Why this project was important
Odisha is one of the top five priority landscapes for elephants in India with an area of contiguous forest the size of Wales. It is also home to a large population of breeding tuskers, offering a great opportunity to secure a future for Asian elephants in the country.
Major threats to the elephants in Odisha include habitat loss, ivory poaching and conflict with farmers who are affected by crop-raiding elephants that leave the forest to find food. The root cause of this conflict include the degradation of elephant habitat and corridors from mining, quarries, impassable irrigation canals, expanded roads, railway lines and sagging overhead electrical wires crisscrossing the once richly forested landscape. Despite this, thick forests still exist in Odisha, covering around 23,000 km² of the state and offering significant, connected elephant habitats.
These large patches of prime elephant habitat are affected annually by raging forest fires, started accidentally by villagers or intentionally by forest flower collectors setting dry leaves on fire in an attempt to regenerate flowering plants. These fires not only destroy elephant habitat, but also the plants and seedlings in the forest upon which they feed. Elephant herds try to use their traditional, albeit increasingly disrupted routes, to find adequate food sources, migrating closer to villages and often resorting to crop raiding to supplement their dwindling food sources.
Odisha’s farmers face huge crop loss and property damage because of such conflict. Each year, we record the death of approximately 50 elephants and lose countless human lives because of this growing conflict. This project sought to address ongoing human-elephant conflict issues and to mitigate threats to wild elephants and their habitat in seven key districts which hold over 50% of the state’s elephant population.
Project Partner: Wildlife Protection Society of India (WPSI) & Wildlife Society of Orissa (WSO)
Duration: February 2017– 2018
Elephant population of Odisha: 1,800 – 1,950
Project goals
1) Improve natural habitat for elephants and other wildlife to reduce movement into human areas.
2) Creating awareness in local school children about elephants and the need to protect habitat.
3) Protecting the lives of both wild elephants and local farmers by addressing the key issues of human-elephant conflict.
4) Securing the livelihoods of farmers by implementing effective measures that prevent elephants from crop raiding.
What we did
The project was carried out in seven districts of Odisha – Cuttack, Angul, Sambalpur, Sonepur, Deogarh, Keonjhar and the district of Dhenkenal, which has the highest number of human-elephant conflict cases in the state.
Ninety villages with high incidences of conflict were targeted to reduce the levels and impacts of conflict.
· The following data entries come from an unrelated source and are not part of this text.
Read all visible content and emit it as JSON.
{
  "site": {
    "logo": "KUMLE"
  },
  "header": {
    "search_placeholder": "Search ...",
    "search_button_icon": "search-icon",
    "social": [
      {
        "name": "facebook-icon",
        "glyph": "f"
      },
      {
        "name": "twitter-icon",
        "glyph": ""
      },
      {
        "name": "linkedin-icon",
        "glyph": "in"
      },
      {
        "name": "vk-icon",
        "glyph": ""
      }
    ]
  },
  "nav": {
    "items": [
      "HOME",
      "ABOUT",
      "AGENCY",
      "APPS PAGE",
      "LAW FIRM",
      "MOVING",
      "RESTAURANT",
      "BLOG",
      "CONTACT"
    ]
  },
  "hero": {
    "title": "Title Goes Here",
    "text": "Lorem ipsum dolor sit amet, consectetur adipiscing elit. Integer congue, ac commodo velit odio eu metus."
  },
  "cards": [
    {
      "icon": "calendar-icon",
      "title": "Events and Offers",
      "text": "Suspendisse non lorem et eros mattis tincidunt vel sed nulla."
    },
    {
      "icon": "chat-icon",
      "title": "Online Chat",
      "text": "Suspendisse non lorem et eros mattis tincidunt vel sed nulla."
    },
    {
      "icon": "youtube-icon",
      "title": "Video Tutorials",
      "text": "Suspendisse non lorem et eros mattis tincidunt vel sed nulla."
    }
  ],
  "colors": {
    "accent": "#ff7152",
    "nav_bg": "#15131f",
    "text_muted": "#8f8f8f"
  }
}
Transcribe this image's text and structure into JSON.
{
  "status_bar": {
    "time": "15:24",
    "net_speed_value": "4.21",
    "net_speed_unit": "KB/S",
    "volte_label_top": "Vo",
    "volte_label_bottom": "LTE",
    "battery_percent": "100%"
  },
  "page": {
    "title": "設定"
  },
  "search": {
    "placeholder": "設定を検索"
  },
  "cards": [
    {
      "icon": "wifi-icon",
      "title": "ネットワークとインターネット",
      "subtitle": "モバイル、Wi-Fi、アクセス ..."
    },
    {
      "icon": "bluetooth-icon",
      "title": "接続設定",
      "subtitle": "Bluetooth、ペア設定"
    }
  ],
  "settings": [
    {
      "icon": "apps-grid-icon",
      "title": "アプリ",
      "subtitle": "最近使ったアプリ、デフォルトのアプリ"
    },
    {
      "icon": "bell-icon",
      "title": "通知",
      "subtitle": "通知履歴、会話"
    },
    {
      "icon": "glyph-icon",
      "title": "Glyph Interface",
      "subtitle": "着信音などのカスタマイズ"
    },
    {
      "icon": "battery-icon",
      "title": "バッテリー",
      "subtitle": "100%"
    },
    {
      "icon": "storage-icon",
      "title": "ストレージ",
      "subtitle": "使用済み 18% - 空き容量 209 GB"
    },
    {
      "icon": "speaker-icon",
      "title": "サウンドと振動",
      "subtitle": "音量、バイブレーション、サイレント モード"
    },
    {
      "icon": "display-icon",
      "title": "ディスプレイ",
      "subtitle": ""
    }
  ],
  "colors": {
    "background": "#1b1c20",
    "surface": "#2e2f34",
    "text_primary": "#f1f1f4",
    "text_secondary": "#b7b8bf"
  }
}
Awareness campaigns about the need to protect elephant habitat were run across local schools and local tribal communities. These campaigns and workshops motivated people, especially women, to adopt sustainable harvesting techniques and promote the planting of elephant fodder plants for viable livelihoods.
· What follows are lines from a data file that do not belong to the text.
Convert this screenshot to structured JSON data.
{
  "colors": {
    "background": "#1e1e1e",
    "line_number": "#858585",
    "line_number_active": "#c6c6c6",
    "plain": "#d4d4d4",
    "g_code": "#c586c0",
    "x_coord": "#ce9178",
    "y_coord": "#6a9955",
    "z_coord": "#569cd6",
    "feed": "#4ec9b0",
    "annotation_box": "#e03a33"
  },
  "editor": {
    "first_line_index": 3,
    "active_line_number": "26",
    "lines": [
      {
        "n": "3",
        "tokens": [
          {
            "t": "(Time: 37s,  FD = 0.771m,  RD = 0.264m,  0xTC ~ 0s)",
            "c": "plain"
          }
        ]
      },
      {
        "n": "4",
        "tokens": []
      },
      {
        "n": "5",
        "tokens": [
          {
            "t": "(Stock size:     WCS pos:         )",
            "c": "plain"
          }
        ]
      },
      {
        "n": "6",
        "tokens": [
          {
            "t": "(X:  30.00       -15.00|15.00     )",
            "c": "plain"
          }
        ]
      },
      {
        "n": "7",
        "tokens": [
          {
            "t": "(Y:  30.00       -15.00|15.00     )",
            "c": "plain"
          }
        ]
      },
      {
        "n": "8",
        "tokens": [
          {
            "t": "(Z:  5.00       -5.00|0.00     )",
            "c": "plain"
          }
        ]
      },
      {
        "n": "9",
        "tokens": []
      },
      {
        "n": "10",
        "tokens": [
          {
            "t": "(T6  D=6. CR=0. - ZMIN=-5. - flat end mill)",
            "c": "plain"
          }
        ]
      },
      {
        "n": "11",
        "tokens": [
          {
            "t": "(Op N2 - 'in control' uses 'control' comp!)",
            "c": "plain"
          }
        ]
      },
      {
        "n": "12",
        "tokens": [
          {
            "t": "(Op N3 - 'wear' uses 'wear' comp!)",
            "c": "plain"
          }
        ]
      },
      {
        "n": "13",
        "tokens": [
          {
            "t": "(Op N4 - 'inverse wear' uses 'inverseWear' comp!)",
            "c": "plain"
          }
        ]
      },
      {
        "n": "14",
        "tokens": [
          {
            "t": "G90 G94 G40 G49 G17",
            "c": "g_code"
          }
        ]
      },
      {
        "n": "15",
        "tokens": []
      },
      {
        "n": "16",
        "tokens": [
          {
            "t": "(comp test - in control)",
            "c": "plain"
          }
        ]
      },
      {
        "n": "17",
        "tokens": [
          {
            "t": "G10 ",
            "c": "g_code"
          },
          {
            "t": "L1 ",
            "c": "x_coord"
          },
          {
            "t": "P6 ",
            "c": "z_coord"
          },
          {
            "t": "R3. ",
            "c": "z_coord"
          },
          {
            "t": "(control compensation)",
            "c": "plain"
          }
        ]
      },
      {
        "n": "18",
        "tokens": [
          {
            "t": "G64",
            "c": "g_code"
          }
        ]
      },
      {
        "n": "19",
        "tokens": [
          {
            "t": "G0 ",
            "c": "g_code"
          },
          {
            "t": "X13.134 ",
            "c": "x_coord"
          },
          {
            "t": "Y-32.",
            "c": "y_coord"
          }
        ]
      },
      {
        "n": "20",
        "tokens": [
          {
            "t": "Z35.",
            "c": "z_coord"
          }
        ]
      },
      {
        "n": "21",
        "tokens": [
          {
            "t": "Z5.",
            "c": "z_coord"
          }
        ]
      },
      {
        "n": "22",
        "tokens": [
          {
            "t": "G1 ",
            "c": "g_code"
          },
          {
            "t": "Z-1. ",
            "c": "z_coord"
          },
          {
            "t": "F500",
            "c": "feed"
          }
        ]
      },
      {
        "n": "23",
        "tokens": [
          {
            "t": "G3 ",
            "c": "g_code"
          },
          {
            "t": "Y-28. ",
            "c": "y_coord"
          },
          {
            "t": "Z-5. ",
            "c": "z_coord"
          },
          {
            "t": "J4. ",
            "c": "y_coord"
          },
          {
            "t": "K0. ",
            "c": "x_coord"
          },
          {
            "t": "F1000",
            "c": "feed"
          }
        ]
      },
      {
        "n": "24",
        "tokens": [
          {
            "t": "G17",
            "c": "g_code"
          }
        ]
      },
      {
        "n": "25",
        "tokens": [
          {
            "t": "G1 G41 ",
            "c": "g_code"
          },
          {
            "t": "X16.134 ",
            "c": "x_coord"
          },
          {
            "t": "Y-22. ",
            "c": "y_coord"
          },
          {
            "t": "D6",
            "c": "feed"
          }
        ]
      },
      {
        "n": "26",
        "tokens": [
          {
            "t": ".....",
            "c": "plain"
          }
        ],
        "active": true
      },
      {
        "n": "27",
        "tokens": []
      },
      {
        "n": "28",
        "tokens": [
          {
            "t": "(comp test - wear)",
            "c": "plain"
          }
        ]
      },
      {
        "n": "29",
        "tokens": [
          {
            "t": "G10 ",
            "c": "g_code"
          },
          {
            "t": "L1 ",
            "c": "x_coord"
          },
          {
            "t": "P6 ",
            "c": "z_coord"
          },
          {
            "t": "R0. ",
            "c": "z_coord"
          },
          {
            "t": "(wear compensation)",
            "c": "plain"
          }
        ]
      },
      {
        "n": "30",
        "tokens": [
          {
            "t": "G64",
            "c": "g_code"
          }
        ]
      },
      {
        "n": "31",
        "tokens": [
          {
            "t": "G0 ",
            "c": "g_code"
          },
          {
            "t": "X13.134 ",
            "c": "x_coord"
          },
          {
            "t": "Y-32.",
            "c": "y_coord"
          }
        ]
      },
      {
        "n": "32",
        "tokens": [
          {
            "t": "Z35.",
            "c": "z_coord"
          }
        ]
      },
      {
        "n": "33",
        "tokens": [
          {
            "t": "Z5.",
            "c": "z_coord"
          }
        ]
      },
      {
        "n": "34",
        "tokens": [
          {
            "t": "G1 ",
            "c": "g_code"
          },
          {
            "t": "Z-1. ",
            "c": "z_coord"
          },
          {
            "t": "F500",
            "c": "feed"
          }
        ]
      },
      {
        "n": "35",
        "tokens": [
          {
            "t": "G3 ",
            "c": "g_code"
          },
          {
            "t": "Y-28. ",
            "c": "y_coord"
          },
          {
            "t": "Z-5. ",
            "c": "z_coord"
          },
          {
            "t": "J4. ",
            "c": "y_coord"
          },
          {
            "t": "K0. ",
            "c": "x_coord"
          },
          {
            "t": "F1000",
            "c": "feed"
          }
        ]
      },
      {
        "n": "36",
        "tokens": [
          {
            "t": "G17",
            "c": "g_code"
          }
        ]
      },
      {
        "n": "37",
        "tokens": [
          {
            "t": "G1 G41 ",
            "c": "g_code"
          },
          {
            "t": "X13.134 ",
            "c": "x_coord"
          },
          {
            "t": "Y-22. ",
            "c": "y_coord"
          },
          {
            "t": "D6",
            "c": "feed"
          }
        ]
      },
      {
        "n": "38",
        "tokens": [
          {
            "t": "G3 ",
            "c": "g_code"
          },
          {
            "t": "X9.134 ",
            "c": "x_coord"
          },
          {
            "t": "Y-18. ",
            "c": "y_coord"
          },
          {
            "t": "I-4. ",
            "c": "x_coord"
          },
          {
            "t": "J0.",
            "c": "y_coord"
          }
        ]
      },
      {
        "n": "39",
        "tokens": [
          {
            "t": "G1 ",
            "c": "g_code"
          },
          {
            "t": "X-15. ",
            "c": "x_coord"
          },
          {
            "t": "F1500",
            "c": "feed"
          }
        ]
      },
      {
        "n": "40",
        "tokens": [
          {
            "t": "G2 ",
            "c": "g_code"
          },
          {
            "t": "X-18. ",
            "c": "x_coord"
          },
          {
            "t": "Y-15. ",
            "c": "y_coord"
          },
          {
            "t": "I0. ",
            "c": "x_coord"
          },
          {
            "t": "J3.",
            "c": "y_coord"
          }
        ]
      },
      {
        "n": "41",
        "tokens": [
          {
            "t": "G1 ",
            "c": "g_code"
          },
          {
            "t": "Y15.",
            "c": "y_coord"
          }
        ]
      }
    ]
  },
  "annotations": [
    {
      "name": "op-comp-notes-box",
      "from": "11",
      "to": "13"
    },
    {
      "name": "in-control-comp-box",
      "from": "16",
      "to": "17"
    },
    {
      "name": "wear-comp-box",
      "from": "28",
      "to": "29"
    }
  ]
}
By testing and showcasing elephant habitat improvement methods for the local Forest Department, we encouraged elephant feeding in forest reserves and areas away from crops by regenerating fodder plants, weeding out invasive species and allowing native plant species to regenerate.
Local communities were also encouraged to make educated decisions not to light fires to regenerate plant species in the forest that they wanted to harvest. When fires get out of control everybody loses. In 2016, our work in Odisha resulted in the local Forest Department massively increasing their budget by over 40% to allocate more time and resources to fight these forest fires, oversee controlled burns and garner support from local communities to report and fight forest fires.
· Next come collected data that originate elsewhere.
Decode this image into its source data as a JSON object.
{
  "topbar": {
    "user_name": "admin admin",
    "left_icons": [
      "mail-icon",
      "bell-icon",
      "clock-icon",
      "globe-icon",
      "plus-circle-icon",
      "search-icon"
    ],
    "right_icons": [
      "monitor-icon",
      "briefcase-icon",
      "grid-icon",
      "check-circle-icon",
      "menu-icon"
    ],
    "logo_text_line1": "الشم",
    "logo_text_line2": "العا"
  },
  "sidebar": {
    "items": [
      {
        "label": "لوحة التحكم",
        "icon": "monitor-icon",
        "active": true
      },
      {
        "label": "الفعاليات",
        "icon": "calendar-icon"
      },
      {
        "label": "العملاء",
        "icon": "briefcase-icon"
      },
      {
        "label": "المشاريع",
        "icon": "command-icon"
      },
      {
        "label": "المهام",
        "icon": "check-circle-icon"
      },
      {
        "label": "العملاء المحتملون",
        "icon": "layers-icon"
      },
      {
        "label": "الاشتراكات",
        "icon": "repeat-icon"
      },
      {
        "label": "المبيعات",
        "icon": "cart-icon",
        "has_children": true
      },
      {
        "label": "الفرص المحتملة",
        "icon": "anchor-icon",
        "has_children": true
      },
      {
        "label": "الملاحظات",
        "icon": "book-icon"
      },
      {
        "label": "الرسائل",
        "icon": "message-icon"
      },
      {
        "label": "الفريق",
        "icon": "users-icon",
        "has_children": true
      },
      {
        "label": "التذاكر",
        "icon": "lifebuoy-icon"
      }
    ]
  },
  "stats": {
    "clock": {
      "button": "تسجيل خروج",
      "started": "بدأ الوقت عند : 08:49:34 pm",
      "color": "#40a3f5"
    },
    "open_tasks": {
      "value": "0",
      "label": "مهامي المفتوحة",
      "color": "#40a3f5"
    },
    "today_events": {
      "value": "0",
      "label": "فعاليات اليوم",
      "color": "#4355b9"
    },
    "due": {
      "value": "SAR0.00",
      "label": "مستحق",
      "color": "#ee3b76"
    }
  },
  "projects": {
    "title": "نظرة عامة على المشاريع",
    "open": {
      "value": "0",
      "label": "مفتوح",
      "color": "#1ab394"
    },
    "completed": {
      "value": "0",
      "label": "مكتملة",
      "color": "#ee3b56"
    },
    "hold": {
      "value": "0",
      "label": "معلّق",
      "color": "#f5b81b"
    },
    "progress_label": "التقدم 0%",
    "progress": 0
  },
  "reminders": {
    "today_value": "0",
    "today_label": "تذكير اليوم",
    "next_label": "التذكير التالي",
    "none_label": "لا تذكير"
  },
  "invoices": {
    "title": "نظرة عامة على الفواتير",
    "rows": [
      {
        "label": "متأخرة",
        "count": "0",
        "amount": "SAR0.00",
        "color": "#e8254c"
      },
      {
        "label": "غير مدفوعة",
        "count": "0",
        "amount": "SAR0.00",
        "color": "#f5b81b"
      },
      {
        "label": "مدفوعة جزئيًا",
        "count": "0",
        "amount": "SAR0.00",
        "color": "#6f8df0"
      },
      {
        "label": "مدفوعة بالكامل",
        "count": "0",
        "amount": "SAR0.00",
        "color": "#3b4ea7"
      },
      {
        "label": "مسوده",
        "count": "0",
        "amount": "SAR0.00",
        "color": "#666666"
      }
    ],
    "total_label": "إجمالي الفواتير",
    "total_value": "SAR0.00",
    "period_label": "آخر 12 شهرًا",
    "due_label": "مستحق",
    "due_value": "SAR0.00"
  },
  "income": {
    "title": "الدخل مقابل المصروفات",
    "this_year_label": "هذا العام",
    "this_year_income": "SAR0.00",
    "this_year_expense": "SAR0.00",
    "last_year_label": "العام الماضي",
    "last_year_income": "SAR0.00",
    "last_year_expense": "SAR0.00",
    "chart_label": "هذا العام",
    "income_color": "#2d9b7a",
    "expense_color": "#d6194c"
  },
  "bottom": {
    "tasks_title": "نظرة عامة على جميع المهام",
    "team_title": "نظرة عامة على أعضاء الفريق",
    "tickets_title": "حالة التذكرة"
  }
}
This project also collected vital threat information from local conservation groups which were used to create an Elephant Threat Map. The map uses GPS data points to highlight the locations of wells, sagging power lines, railway lines, canals and industries within the corridors to monitor existing threats to elephants. The information gathered also helped us feed into a long-term elephant conservation strategy for Odisha and provide recommendations to the State Forest Department. This long-term strategy and constant updates from the field provided the State Government with vital information to help fulfil their commitment to elephant conservation and ensure that industries meet their legal obligations.